I can clearly remember when we first got internet access in my house. These were the days when waiting for an internet connection was akin to watching water boil.

modem, dial up, AOL, American Online, internet, modem

And heaven help the poor soul who picked up the phone while you were trying to connect.

Nowadays, we’ve got access to the internet 24/7, 365 and we aren’t afraid to use it. Not only do I try to be judicious with how much screen time the girls have, I try to balance my own usage. I’ll challenge myself not to use my phone while I wait in line at the post office or the grocery store. I’ll get a hardcopy of a book rather than use the digital download, just so that my eyes don’t take on the permanent sheen of a backlit screen. I ask myself why I’m scrolling through IG when I should be going to bed. It’s a constant dance of responsibility and one that I am trying to teach by example.

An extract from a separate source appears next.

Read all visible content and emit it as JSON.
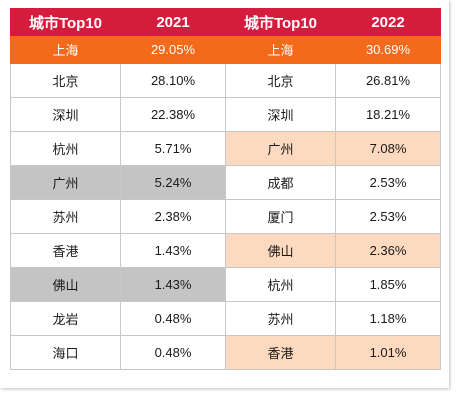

I am constantly figuring out which way to go when it comes to social media and how much of it I’ll allow the children to be exposed to. There’s no one right answer; believe me, I’ve looked. Like with everything else, you have to do what’s best for your family.

The girls have asked me if they can download Snapchat and Instagram to their devices and I’ve drawn a hard-line on that.

no, nope, no way, that's gonna be a no for me dawg

It’s a fine line, to be sure. On the one hand, as their mother, it’s my job to protect them from things that could harm them. The prevalence of bullying (cyber and otherwise), shaming, and the scores of social media related foolishness that has become part of this generations make-up is frightening.

On the other hand, I have to instruct them on protecting themselves, both in real life and online. Trying to raise conscientious digital citizens is no easy feat, especially when the medium in which you’re trying to talk about changes so quickly. It’s not enough to just say, “Don’t text anything you wouldn’t say out loud,” and “If someone you don’t know sends you a friend request, don’t just accept it.” We unpack each scenario, talk it out to its potential end, so that they can see how far a momentary lapse in judgement can really reach.

Fold into this mix my own recollection of feeling like the kid who was always last to get the cool gadget or clothes or what have you (Yes, Mom, I still remember wanting these little cloth Mary Jane shoes that all the girls were wearing and never getting them). I want for my girls to be able to hold their own (for lack of better phrasing) with their friends, but at the same time I keep thinking, “Well, if their parents let them do it, why don’t you go see if you can live with them!”

Gah! Every time I open my mouth, my mother flies out.

As social media evolves, so to will my approach on how to deal with it. I’ll #post, #tweet, and #snap, all about it.